Anyone can make mistakes that cost them financially and we, as expats, are not immune either. In fact, there are often more pitfalls to negotiate when you are living as an expat than when you are back home.
As with so many things in life, a lot of potential issues can be avoided with some preparation, so I have compiled my Top 7 Financial Expat Mistakes in order to help you avoid some of these pitfalls.
#1 Underestimating the cost of living
Many expats arrive in their host country on a wing and a prayer, having done very little in the way of research on how much their living costs are likely to be.
These days it is easy to find information online, so there’s no excuse for going in blind. Sites like Expatistan can offer some good insights and also check out the local expat sites.
Understand the cost of living and what you’ll be paying for the everyday stuff. Does it look like your monthly expenses will be cheaper than what you are used to or will you be spending a larger portion your income each month?
Underestimating your monthly expenses can be a drain, as can falling into the trap of overspending – see Lifestyle Creep below.
#2 Bad investments
Unfortunately, this is a common theme amongst expats.
In countries with large numbers of expats, you will also find large numbers of financial product salespeople. Whilst there are some good ones, there are also many very bad ones, who are only interested in the commission they can receive from selling their products.
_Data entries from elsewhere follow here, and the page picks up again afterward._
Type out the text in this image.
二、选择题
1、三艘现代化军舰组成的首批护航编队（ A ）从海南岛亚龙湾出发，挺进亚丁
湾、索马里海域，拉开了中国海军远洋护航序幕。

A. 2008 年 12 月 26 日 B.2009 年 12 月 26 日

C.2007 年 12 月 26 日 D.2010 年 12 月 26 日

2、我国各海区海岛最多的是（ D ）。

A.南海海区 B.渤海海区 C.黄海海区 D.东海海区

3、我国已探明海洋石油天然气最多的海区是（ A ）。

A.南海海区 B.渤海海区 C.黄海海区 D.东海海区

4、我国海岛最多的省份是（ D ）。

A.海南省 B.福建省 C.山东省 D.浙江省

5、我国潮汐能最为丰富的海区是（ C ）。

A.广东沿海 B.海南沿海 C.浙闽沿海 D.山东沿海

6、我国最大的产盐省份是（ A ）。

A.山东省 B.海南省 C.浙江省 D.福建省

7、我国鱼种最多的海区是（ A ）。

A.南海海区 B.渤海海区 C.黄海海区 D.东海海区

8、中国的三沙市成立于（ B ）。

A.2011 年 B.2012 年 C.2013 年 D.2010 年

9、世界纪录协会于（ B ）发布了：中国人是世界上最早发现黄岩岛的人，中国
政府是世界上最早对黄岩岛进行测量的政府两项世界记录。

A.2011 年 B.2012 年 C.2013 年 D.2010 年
You need to be extra vigilant here.
The right financial planning and investment advice can save and make you money, but using expensive and inappropriate products will end up being a mistake.
I can write all day about this, so check out some of these other posts that go into bad investments in more detail.
#3 Health and Life Insurance
More often than not, the insurance you have at home will not cover you for an expat assignment.
Sometimes, long-term travel insurance that you may have taken out back home will cover you for a medical emergency, but you need to check the details and it is usually under the assumption that your permanent residence is still the one back in your home country.
In the event of an accident, the last thing you need is to find out that you are not actually covered. This can end up being a very expensive mistake. You should always inform your insurer of changes in your circumstances anyway, since not doing so may render cover invalid in the event of a claim.
The same is true with life insurance. Long stays outside your home country will usually invalidate the policy, so you need to check with your provider.
It is important that you do not leave yourself exposed. If you don’t already have it as part of your salary package, it is a good idea to negotiate the inclusion of life and health insurance before you agree to taking on the expat assignment, as it will be one less thing to worry about.
Not retaining an address in your home country can make it difficult to keep a bank account open and may even affect your credit rating, making banking difficult when you return home. So, before you leave, simply change your correspondence address to that of a relative.
If you have a lot of credit cards, this could be a good time to close and consolidate some of the accounts. Retain the ones in good standing and keep them for emergency use. Remember also to inform the credit card company that you are spending some time abroad.
There’s nothing worse than needing the card in an emergency, only to find it gets blocked due to suspected fraudulent use. (Yep – been there!)
Whilst on the subject of banking, it is also a good idea to open an offshore bank account. It is legal to do so and having one can bring numerous advantages.
#5 Tax filing
Know your tax position.
Your company may help you with this, but otherwise, you need to be on top of it for self-assessment purposes. This is particularly important for passport holders of countries that tax their citizens on their global income, e.g. USA.
On the subject of administration, another hassle-saving tip is to bring original, hard and electronic copies of passports, birth certificates, degree certificate and other documents that may be relevant.
These sorts of documents are usually required for banking, visa renewals, investments and other official administration and if you have them with you, rather than having to contact someone back home to locate and send them to you, it will make your life easier.
#6 Lifestyle creep
The term ‘Lifestyle Creep’ is is used to describe the situation when somebody’s living costs increase with (and sometimes extend beyond) rises in their take-home pay.
As an expat, it is easy for spending to spiral out of control if you’re not careful.
Treating the expat assignment like an eternal holiday or trying to keep up with the “Expat Joneses” can easily lead to frequent overspending, which can rapidly negate the advantage of a great expat salary package
Check out my post “Lifestyle Creep and How To Reverse It” for more on this.
#7 Estate planning
This is something that is often over-looked by expats.
Cross-border estate planning can be complicated and a last will and testament that you set up in your home country may not be valid in your new country.
This may not be so important for those of you on short-term expat assignments, but still worth considering you have complex family situations and/or assets in various places around the world.
An example of a situation that may require some more rigid estate planning, is the divorced expat who has remarried and has children with a local in their host country.
Probate and inheritance laws may be treated differently and so it is important seek professional advice from a tax expert or estate planning lawyer to ensure that, in the event of your death, your assets are allocated according to your wishes and that family members are not disadvantaged due to oversights in cross-border inheritance laws.
So, there you go – that’s my Top 7 Common Financial Mistakes Made By Expats and they are all easily avoidable with a little preparation and a bit of awareness!
I’d love to hear if you have made any financial mistakes as an expat and if you did, how you dealt with them.